Nicolas Copernic, astronome, chanoine, médecin et mathématicien polonais né le 19 février 1473 à Toruń et mort le 24 mai 1543 à Frombork, est célèbre pour avoir formulé la théorie héliocentrique qui place le Soleil, et non la Terre, au centre du monde.
Issu d'une famille de marchands de Toruń, Nicolas Copernic perd son père vers 1483 et est pris en charge par son oncle maternel Lucas Watzenrode, futur prince-évêque de Varmie. Ce dernier l'inscrit à l'université de Cracovie en 1491, où il étudie les arts libéraux, les mathématiques et l'astronomie, notamment auprès du commentateur Albert Brudzewski. Il part en 1496 pour l'Italie afin d'étudier le droit canonique à l'université de Bologne, où il loge chez l'astronome Domenico Maria Novara. Avec ce dernier, il observe le 9 mars 1497 l'occultation de l'étoile Aldébaran par la Lune, première observation astronomique documentée du futur savant. Il poursuit sa formation en médecine à Padoue et obtient son doctorat en droit canonique à Ferrare en 1503, avant de rentrer en Prusse royale.
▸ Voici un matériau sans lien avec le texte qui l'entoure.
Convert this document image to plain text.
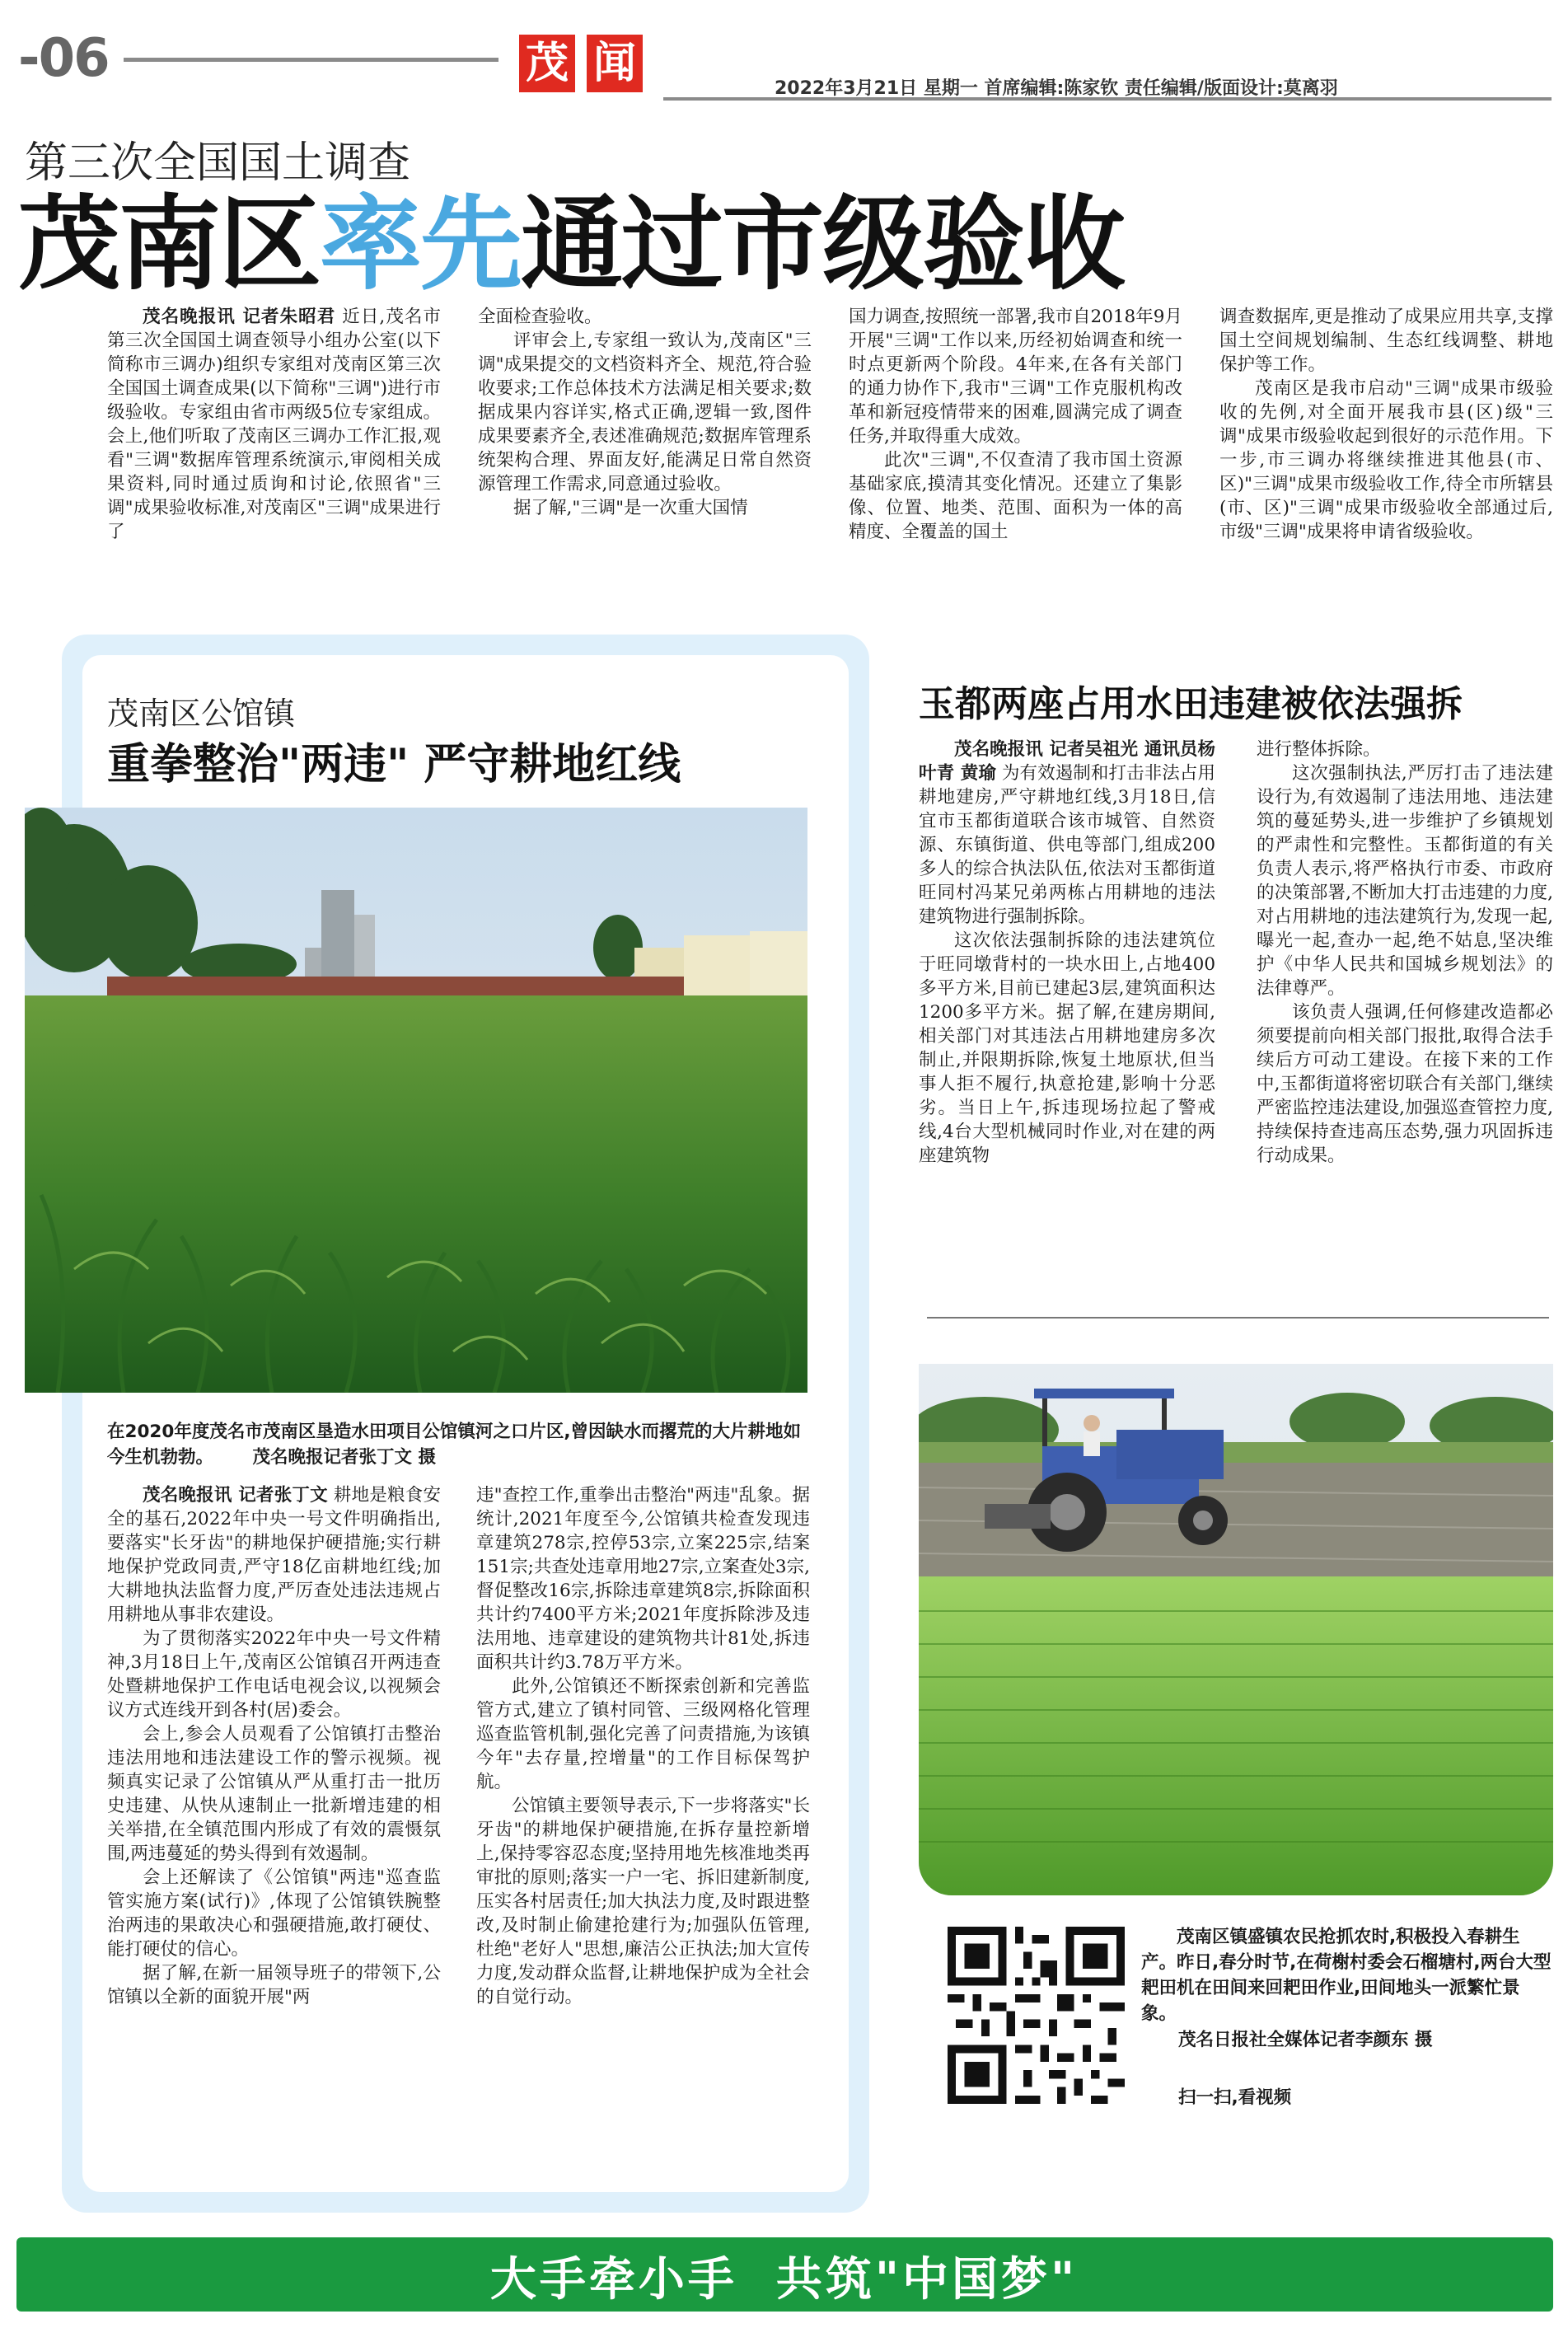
-06	茂 闻
2022年3月21日 星期一 首席编辑:陈家钦 责任编辑/版面设计:莫离羽
第三次全国国土调查
茂南区率先通过市级验收

茂名晚报讯 记者朱昭君 近日,茂名市第三次全国国土调查领导小组办公室(以下简称市三调办)组织专家组对茂南区第三次全国国土调查成果(以下简称"三调")进行市级验收。专家组由省市两级5位专家组成。会上,他们听取了茂南区三调办工作汇报,观看"三调"数据库管理系统演示,审阅相关成果资料,同时通过质询和讨论,依照省"三调"成果验收标准,对茂南区"三调"成果进行了

全面检查验收。

评审会上,专家组一致认为,茂南区"三调"成果提交的文档资料齐全、规范,符合验收要求;工作总体技术方法满足相关要求;数据成果内容详实,格式正确,逻辑一致,图件成果要素齐全,表述准确规范;数据库管理系统架构合理、界面友好,能满足日常自然资源管理工作需求,同意通过验收。

据了解,"三调"是一次重大国情

国力调查,按照统一部署,我市自2018年9月开展"三调"工作以来,历经初始调查和统一时点更新两个阶段。4年来,在各有关部门的通力协作下,我市"三调"工作克服机构改革和新冠疫情带来的困难,圆满完成了调查任务,并取得重大成效。

此次"三调",不仅查清了我市国土资源基础家底,摸清其变化情况。还建立了集影像、位置、地类、范围、面积为一体的高精度、全覆盖的国土

调查数据库,更是推动了成果应用共享,支撑国土空间规划编制、生态红线调整、耕地保护等工作。

茂南区是我市启动"三调"成果市级验收的先例,对全面开展我市县(区)级"三调"成果市级验收起到很好的示范作用。下一步,市三调办将继续推进其他县(市、区)"三调"成果市级验收工作,待全市所辖县(市、区)"三调"成果市级验收全部通过后,市级"三调"成果将申请省级验收。

茂南区公馆镇
重拳整治"两违" 严守耕地红线
在2020年度茂名市茂南区垦造水田项目公馆镇河之口片区,曾因缺水而撂荒的大片耕地如今生机勃勃。 茂名晚报记者张丁文 摄

茂名晚报讯 记者张丁文 耕地是粮食安全的基石,2022年中央一号文件明确指出,要落实"长牙齿"的耕地保护硬措施;实行耕地保护党政同责,严守18亿亩耕地红线;加大耕地执法监督力度,严厉查处违法违规占用耕地从事非农建设。

为了贯彻落实2022年中央一号文件精神,3月18日上午,茂南区公馆镇召开两违查处暨耕地保护工作电话电视会议,以视频会议方式连线开到各村(居)委会。

会上,参会人员观看了公馆镇打击整治违法用地和违法建设工作的警示视频。视频真实记录了公馆镇从严从重打击一批历史违建、从快从速制止一批新增违建的相关举措,在全镇范围内形成了有效的震慑氛围,两违蔓延的势头得到有效遏制。

会上还解读了《公馆镇"两违"巡查监管实施方案(试行)》,体现了公馆镇铁腕整治两违的果敢决心和强硬措施,敢打硬仗、能打硬仗的信心。

据了解,在新一届领导班子的带领下,公馆镇以全新的面貌开展"两

违"查控工作,重拳出击整治"两违"乱象。据统计,2021年度至今,公馆镇共检查发现违章建筑278宗,控停53宗,立案225宗,结案151宗;共查处违章用地27宗,立案查处3宗,督促整改16宗,拆除违章建筑8宗,拆除面积共计约7400平方米;2021年度拆除涉及违法用地、违章建设的建筑物共计81处,拆违面积共计约3.78万平方米。

此外,公馆镇还不断探索创新和完善监管方式,建立了镇村同管、三级网格化管理巡查监管机制,强化完善了问责措施,为该镇今年"去存量,控增量"的工作目标保驾护航。

公馆镇主要领导表示,下一步将落实"长牙齿"的耕地保护硬措施,在拆存量控新增上,保持零容忍态度;坚持用地先核准地类再审批的原则;落实一户一宅、拆旧建新制度,压实各村居责任;加大执法力度,及时跟进整改,及时制止偷建抢建行为;加强队伍管理,杜绝"老好人"思想,廉洁公正执法;加大宣传力度,发动群众监督,让耕地保护成为全社会的自觉行动。

玉都两座占用水田违建被依法强拆

茂名晚报讯 记者吴祖光 通讯员杨叶青 黄瑜 为有效遏制和打击非法占用耕地建房,严守耕地红线,3月18日,信宜市玉都街道联合该市城管、自然资源、东镇街道、供电等部门,组成200多人的综合执法队伍,依法对玉都街道旺同村冯某兄弟两栋占用耕地的违法建筑物进行强制拆除。

这次依法强制拆除的违法建筑位于旺同墩背村的一块水田上,占地400多平方米,目前已建起3层,建筑面积达1200多平方米。据了解,在建房期间,相关部门对其违法占用耕地建房多次制止,并限期拆除,恢复土地原状,但当事人拒不履行,执意抢建,影响十分恶劣。当日上午,拆违现场拉起了警戒线,4台大型机械同时作业,对在建的两座建筑物

进行整体拆除。

这次强制执法,严厉打击了违法建设行为,有效遏制了违法用地、违法建筑的蔓延势头,进一步维护了乡镇规划的严肃性和完整性。玉都街道的有关负责人表示,将严格执行市委、市政府的决策部署,不断加大打击违建的力度,对占用耕地的违法建筑行为,发现一起,曝光一起,查办一起,绝不姑息,坚决维护《中华人民共和国城乡规划法》的法律尊严。

该负责人强调,任何修建改造都必须要提前向相关部门报批,取得合法手续后方可动工建设。在接下来的工作中,玉都街道将密切联合有关部门,继续严密监控违法建设,加强巡查管控力度,持续保持查违高压态势,强力巩固拆违行动成果。

茂南区镇盛镇农民抢抓农时,积极投入春耕生产。昨日,春分时节,在荷榭村委会石榴塘村,两台大型耙田机在田间来回耙田作业,田间地头一派繁忙景象。
茂名日报社全媒体记者李颜东 摄
扫一扫,看视频
大手牵小手  共筑"中国梦"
De retour en Pologne, Copernic s'installe d'abord à Lidzbark auprès de son oncle, puis à Frombork où il exerce comme chanoine du chapitre cathédral. Vers 1510, il rédige le Commentariolus, manuscrit confidentiel exposant les principes de l'héliocentrisme, qui circule auprès de quelques érudits. Il occupe ensuite plusieurs charges administratives à Olsztyn entre 1516 et 1521, gère les biens du chapitre, repeuple les villages désertés et compose un traité monétaire. Conseiller du roi Sigismond Ier le Vieux sur les questions financières, il fréquente les humanistes de Varmie. En 1539, le jeune mathématicien luthérien Georg Joachim Rheticus le rejoint à Frombork et le convainc de publier son grand ouvrage, De revolutionibus orbium coelestium, qui paraît à Nuremberg quelques semaines avant sa mort.
Le 5 mars 1616, plus de soixante-dix ans après la mort de Copernic, la Congrégation de l'Index, sous le pape Paul V, met le De revolutionibus orbium coelestium à l'Index librorum prohibitorum « jusqu'à correction ». Cette mesure intervient dans le contexte des débats provoqués par les observations télescopiques de Galilée. Quatre années plus tard, en 1620, la même Congrégation publie une liste de corrections imposées à l'ouvrage, qui visent à présenter l'héliocentrisme comme une simple hypothèse mathématique. Le traité ne sera retiré de l'Index qu'en 1757, sous le pontificat de Benoît XIV, et la condamnation expresse du système copernicien sera formellement levée en 1822.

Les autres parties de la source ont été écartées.